Бабушка опрометью по сугробам кинулась к колодцу:
— Нате вам водицы!
Анюрка шепчет над ведром, обмакивает свой, как спелая груша, язык в студеную воду, раз — и слизывает слезоточивую боль. Поистине — колдовство.
Не только соринка мешала мне, клещом въелась другая заноза — известие, что в нашей баньке по ночам гужуются добрые шишиги. Что бы я попросил у них?.. Чтобы мама моя навсегда приехала к нам жить, не на один день и не на неделю, а на-сов-сем.
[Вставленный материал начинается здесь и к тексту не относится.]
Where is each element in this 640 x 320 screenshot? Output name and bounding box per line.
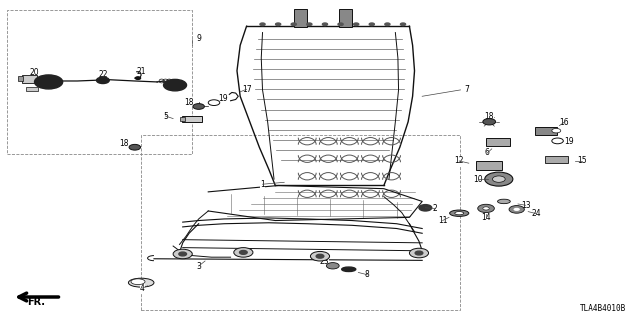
Bar xyxy=(339,9,352,27)
Text: 18: 18 xyxy=(184,98,194,107)
Text: 12: 12 xyxy=(454,156,464,165)
Text: 17: 17 xyxy=(242,85,252,94)
Bar xyxy=(476,161,502,170)
Circle shape xyxy=(179,252,186,256)
Bar xyxy=(179,117,184,121)
Circle shape xyxy=(276,23,281,26)
Circle shape xyxy=(385,23,390,26)
Circle shape xyxy=(310,252,330,261)
Circle shape xyxy=(552,138,563,144)
Circle shape xyxy=(97,77,109,84)
Ellipse shape xyxy=(129,278,154,287)
Circle shape xyxy=(234,248,253,257)
Text: FR.: FR. xyxy=(27,297,45,307)
Ellipse shape xyxy=(131,279,145,284)
Ellipse shape xyxy=(450,210,468,216)
Circle shape xyxy=(354,23,359,26)
Circle shape xyxy=(552,128,561,133)
Bar xyxy=(534,126,557,134)
Circle shape xyxy=(369,23,374,26)
Circle shape xyxy=(401,23,406,26)
Bar xyxy=(182,116,202,123)
Circle shape xyxy=(136,77,141,79)
Text: 20: 20 xyxy=(29,68,38,76)
Circle shape xyxy=(307,23,312,26)
Bar xyxy=(141,134,461,310)
Text: 16: 16 xyxy=(559,118,569,127)
Text: 23: 23 xyxy=(319,258,330,267)
Text: 5: 5 xyxy=(163,112,168,121)
Circle shape xyxy=(291,23,296,26)
Circle shape xyxy=(323,23,328,26)
Circle shape xyxy=(415,251,423,255)
Ellipse shape xyxy=(455,212,464,215)
Text: 6: 6 xyxy=(485,148,490,157)
Text: 19: 19 xyxy=(564,137,574,146)
Circle shape xyxy=(410,248,429,258)
Ellipse shape xyxy=(342,267,356,271)
Text: 18: 18 xyxy=(119,139,129,148)
Text: 11: 11 xyxy=(438,216,447,225)
Bar xyxy=(26,87,38,92)
Bar xyxy=(18,76,23,81)
Circle shape xyxy=(483,119,495,125)
Text: 4: 4 xyxy=(140,284,145,292)
Circle shape xyxy=(326,263,339,269)
Text: TLA4B4010B: TLA4B4010B xyxy=(580,304,627,313)
Text: 8: 8 xyxy=(365,270,370,279)
Text: 3: 3 xyxy=(196,261,201,271)
Text: 1: 1 xyxy=(260,180,265,189)
Bar xyxy=(545,156,568,163)
Text: 19: 19 xyxy=(218,94,228,103)
Circle shape xyxy=(484,172,513,186)
Ellipse shape xyxy=(497,199,510,204)
Circle shape xyxy=(35,75,63,89)
Circle shape xyxy=(492,176,505,182)
Text: 10: 10 xyxy=(474,175,483,184)
Circle shape xyxy=(483,207,489,210)
Text: 18: 18 xyxy=(484,112,494,121)
Circle shape xyxy=(316,254,324,258)
Bar xyxy=(294,9,307,27)
Circle shape xyxy=(260,23,265,26)
Circle shape xyxy=(477,204,494,212)
Bar xyxy=(486,138,510,146)
Circle shape xyxy=(164,79,186,91)
Text: 15: 15 xyxy=(577,156,587,165)
Bar xyxy=(22,75,37,83)
Text: 14: 14 xyxy=(481,213,491,222)
Text: 22: 22 xyxy=(98,70,108,79)
Circle shape xyxy=(513,208,520,211)
Circle shape xyxy=(239,251,247,254)
Text: 21: 21 xyxy=(136,67,146,76)
Text: 2: 2 xyxy=(433,204,437,213)
Text: 9: 9 xyxy=(196,35,201,44)
Circle shape xyxy=(173,249,192,259)
Circle shape xyxy=(208,100,220,106)
Bar xyxy=(7,10,192,154)
Text: 7: 7 xyxy=(465,85,469,94)
Circle shape xyxy=(338,23,343,26)
Text: 24: 24 xyxy=(531,209,541,218)
Circle shape xyxy=(129,144,141,150)
Text: 13: 13 xyxy=(521,201,531,210)
Circle shape xyxy=(509,205,524,213)
Circle shape xyxy=(419,204,432,211)
Circle shape xyxy=(193,104,204,109)
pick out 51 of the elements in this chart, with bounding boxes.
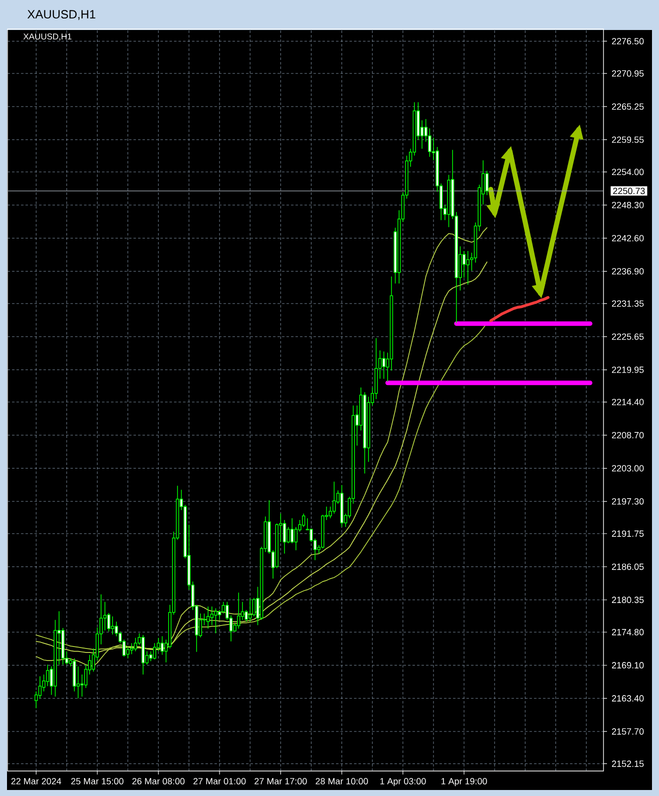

А то вот прошлым летом ждал-ждал мамку, она только всего ночку ночевала, спать с собой взяла. Я ночыо то и дело просыпался, волосы её нюхал, щеку лизал.
Ещё я попросил бы у волшебниц, чтобы дедушка Иван Романович не посылал меня по мазинским порядкам веретена продавать, будто я буржуй какой. У этих шишиг можно под конец знакомства и увеличительное стекло для выжигания выклянчить.
С мокрой головой засобирался я к Хватовым, чтобы детей дяди Коли Вовку с Мишкой подбить на вылазку к банным шишигам. Дяди Колина саманная избенка по вечерам мужиков как магнитом притягивала. Тут чуть не вся деревня резалась в карты, в какого-то матершинного «петуха». И мы, пацанчики, возле стола вились, в надежде, что кто-то в припадке великодушия размашисто сыпнет по полу горсть медяков:
— На, на коврижки!
В махорочном чаду мы менялись кознами-свинчатками, стращали друг друга жуткими историями, лузгали подсолнухи. На всю Мазу слышны были шлепки замызганных карт да крики:
— Валета, валета зажал!
— А я шеперочку кверху брюхом перекувырну.